Testing Requirements
pgTAP unit tests covering: (1) identical activities (same participant, type, date, duration) → score = 1.0; (2) same participant, different org → score = 0.0; (3) different participants → score = 0.0; (4) same participant and type but date difference equals time_window_hours exactly → date component = 0.0; (5) NULL activity_type on one side → type component = 0.0 but other components still calculated; (6) duration difference = duration_tolerance_minutes exactly → duration component = 0.0; (7) activities meeting combined threshold → `activities_exceed_similarity_threshold` returns true; (8) activities below threshold → returns false. Also test with real org config rows to validate the config lookup path in the companion function.
Fingerprint-based similarity matching may produce high false-positive rates for common activity types (e.g., weekly group sessions with the same participants), causing alert fatigue among coordinators and undermining trust in the detection system.
Mitigation & Contingency
Mitigation: Start with conservative, high-confidence thresholds (exact peer mentor match + same date + same activity type) before adding looser fuzzy matching. Allow NHF administrators to tune thresholds based on observed false-positive rates. Log all detection decisions for retrospective threshold calibration.
Contingency: Introduce a snooze mechanism allowing coordinators to dismiss false positives for a configurable period. Track dismissal rates per activity type and automatically raise the similarity threshold for activity types with high dismissal rates.
A database trigger on the activities insert path adds synchronous overhead to every activity registration. For HLF peer mentors with 380 annual registrations or coordinators doing bulk proxy registration, this could create perceptible latency or lock contention.
Mitigation & Contingency
Mitigation: Implement the trigger as a DEFERRED constraint trigger (fires after the transaction commits) or replace it with a LISTEN/NOTIFY pattern that queues detection work asynchronously via an Edge Function, completely decoupling detection from the registration write path.

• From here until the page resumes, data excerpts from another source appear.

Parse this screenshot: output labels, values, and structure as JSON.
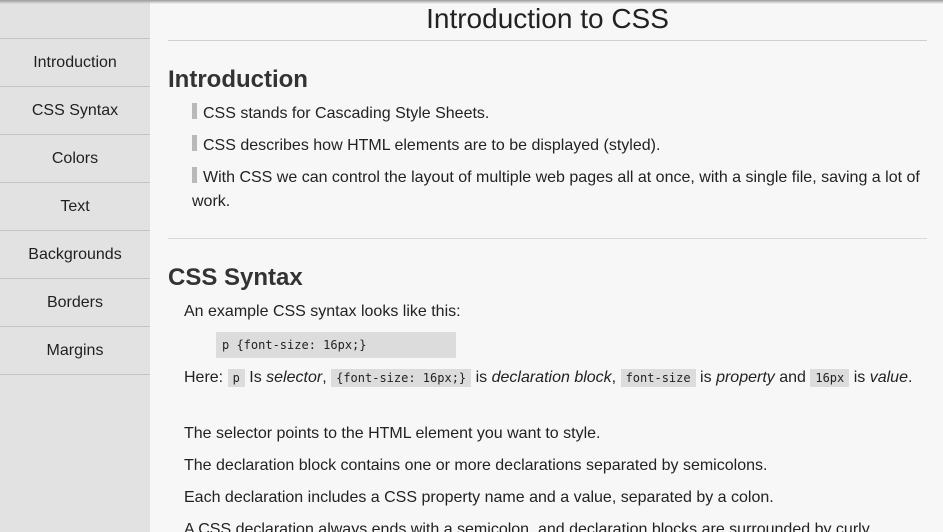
{
  "sidebar": {
    "items": [
      {
        "label": "Introduction"
      },
      {
        "label": "CSS Syntax"
      },
      {
        "label": "Colors"
      },
      {
        "label": "Text"
      },
      {
        "label": "Backgrounds"
      },
      {
        "label": "Borders"
      },
      {
        "label": "Margins"
      }
    ]
  },
  "page": {
    "title": "Introduction to CSS"
  },
  "intro": {
    "heading": "Introduction",
    "bullets": [
      "CSS stands for Cascading Style Sheets.",
      "CSS describes how HTML elements are to be displayed (styled).",
      "With CSS we can control the layout of multiple web pages all at once, with a single file, saving a lot of work."
    ]
  },
  "syntax": {
    "heading": "CSS Syntax",
    "lead": "An example CSS syntax looks like this:",
    "example_code": "p {font-size: 16px;}",
    "explain": {
      "here": "Here:",
      "code_p": "p",
      "is1": " Is ",
      "selector": "selector",
      "comma1": ",",
      "code_block": "{font-size: 16px;}",
      "is2": " is ",
      "declaration_block": "declaration block",
      "comma2": ",",
      "code_prop": "font-size",
      "is3": " is ",
      "property": "property",
      "and": " and ",
      "code_value": "16px",
      "is4": " is ",
      "value": "value",
      "period": "."
    },
    "paragraphs": [
      "The selector points to the HTML element you want to style.",
      "The declaration block contains one or more declarations separated by semicolons.",
      "Each declaration includes a CSS property name and a value, separated by a colon.",
      "A CSS declaration always ends with a semicolon, and declaration blocks are surrounded by curly"
    ]
  }
}
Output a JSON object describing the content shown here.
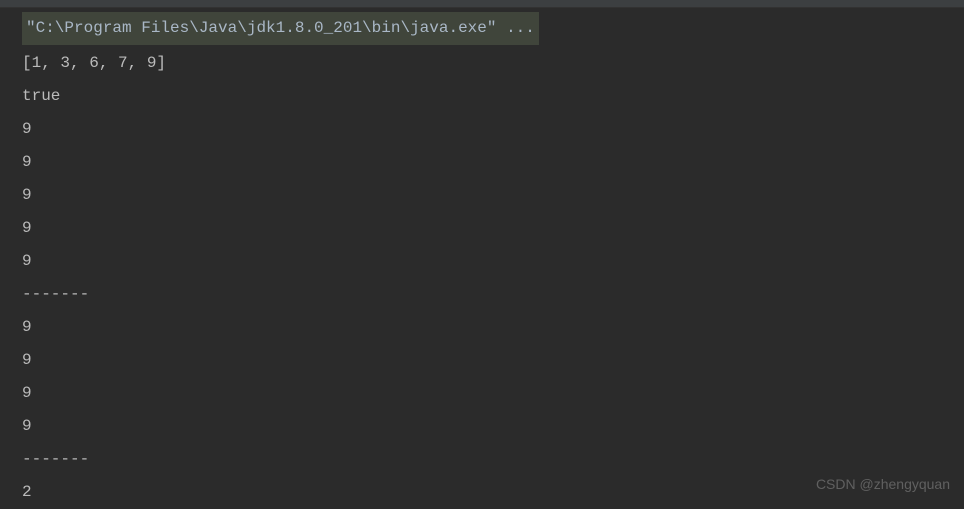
{
  "command": "\"C:\\Program Files\\Java\\jdk1.8.0_201\\bin\\java.exe\" ...",
  "output": {
    "lines": [
      "[1, 3, 6, 7, 9]",
      "true",
      "9",
      "9",
      "9",
      "9",
      "9",
      "-------",
      "9",
      "9",
      "9",
      "9",
      "-------",
      "2"
    ]
  },
  "watermark": "CSDN @zhengyquan"
}
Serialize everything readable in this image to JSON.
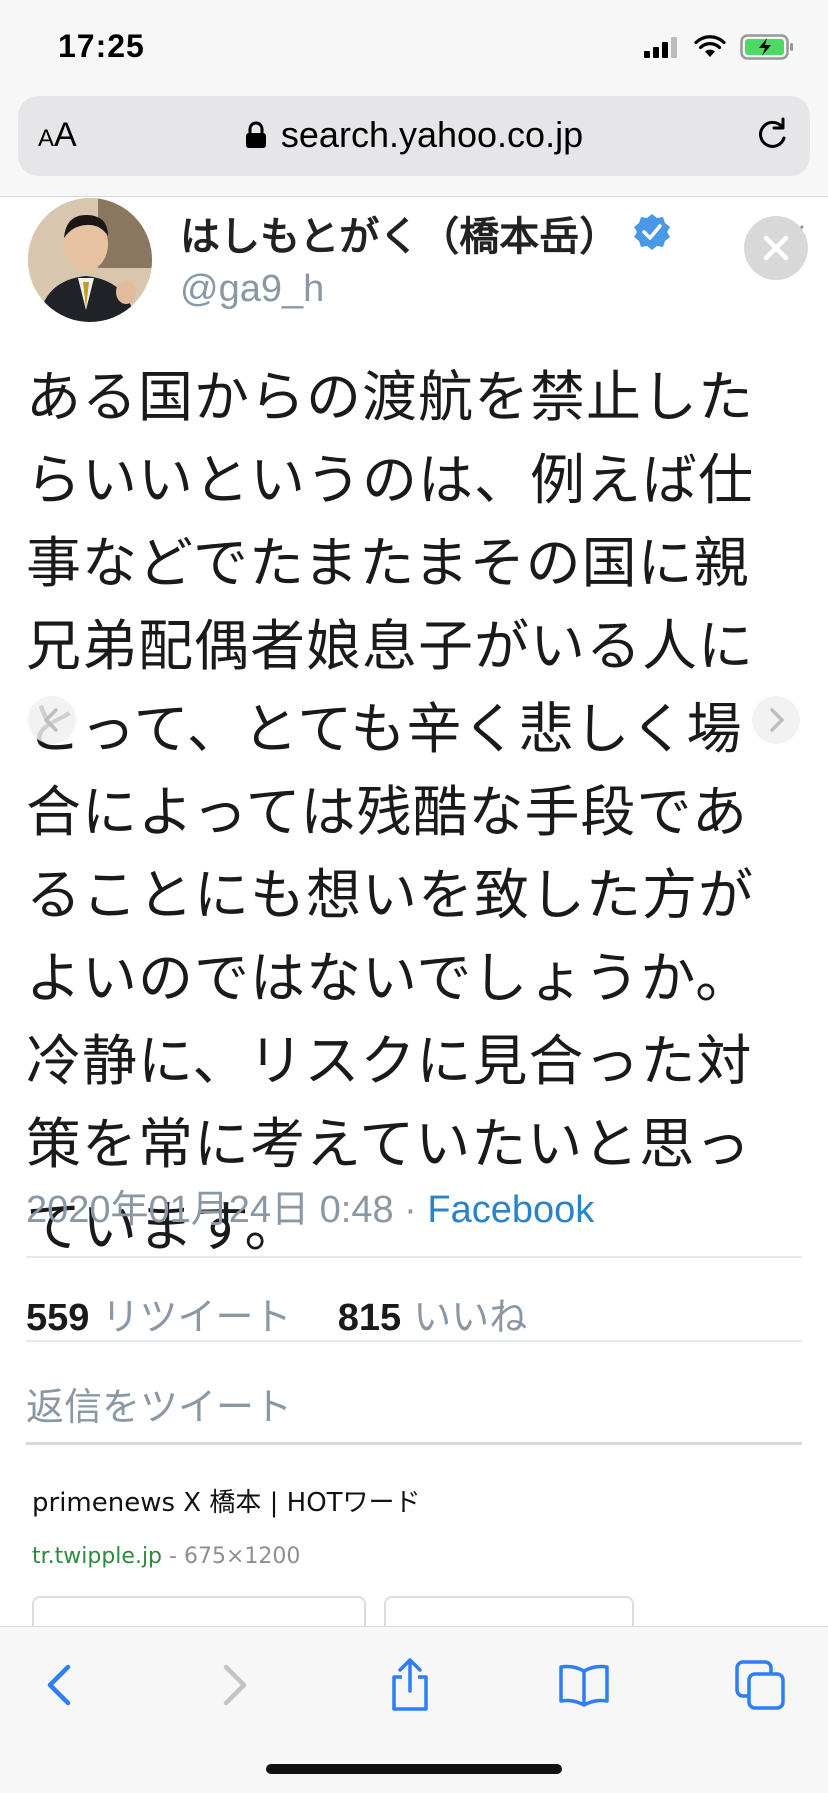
{
  "status": {
    "time": "17:25"
  },
  "browser": {
    "aa_label_small": "A",
    "aa_label": "A",
    "url": "search.yahoo.co.jp"
  },
  "tweet": {
    "author": "はしもとがく（橋本岳）",
    "handle": "@ga9_h",
    "text": "ある国からの渡航を禁止した\nらいいというのは、例えば仕\n事などでたまたまその国に親\n兄弟配偶者娘息子がいる人に\nとって、とても辛く悲しく場\n合によっては残酷な手段であ\nることにも想いを致した方が\nよいのではないでしょうか。\n冷静に、リスクに見合った対\n策を常に考えていたいと思っ\nています。",
    "date": "2020年01月24日 0:48",
    "separator": " · ",
    "source": "Facebook",
    "retweet_count": "559",
    "retweet_label": "リツイート",
    "like_count": "815",
    "like_label": "いいね",
    "reply_placeholder": "返信をツイート"
  },
  "result": {
    "title": "primenews X 橋本 | HOTワード",
    "domain": "tr.twipple.jp",
    "dash": " - ",
    "size": "675×1200"
  },
  "icons": {
    "lock": "lock-icon",
    "reload": "reload-icon",
    "verified": "verified-badge-icon",
    "close": "close-icon",
    "back": "chevron-left-icon",
    "forward": "chevron-right-icon",
    "share": "share-icon",
    "bookmarks": "book-icon",
    "tabs": "tabs-icon"
  },
  "colors": {
    "accent": "#2f7ef5",
    "link": "#2b83c7",
    "verified": "#4a99e9",
    "muted": "#8a98a5",
    "battery": "#4cd964"
  }
}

Contingency: Disable the synchronous trigger entirely and rely solely on the scheduled Edge Function for batch detection. Accept a detection delay of up to the scheduling interval (e.g., 15 minutes) in exchange for zero impact on registration latency.
The duplicate detection logic must be validated and approved by NHF before go-live, including agreement on threshold values and the review workflow. NHF stakeholder availability for sign-off may delay this epic's release independently of technical readiness.
Mitigation & Contingency
Mitigation: Gate the feature behind the NHF-specific feature flag so technical deployment can proceed independently of business approval. Involve an NHF administrator in threshold calibration sessions during QA, reducing the formal sign-off surface to policy and workflow rather than technical details.
Contingency: Release the detection system in 'silent mode' — flagging duplicates internally without surfacing notifications to coordinators — until NHF approves the workflow. Use the silent period to collect real data on false-positive rates and refine thresholds before activating notifications.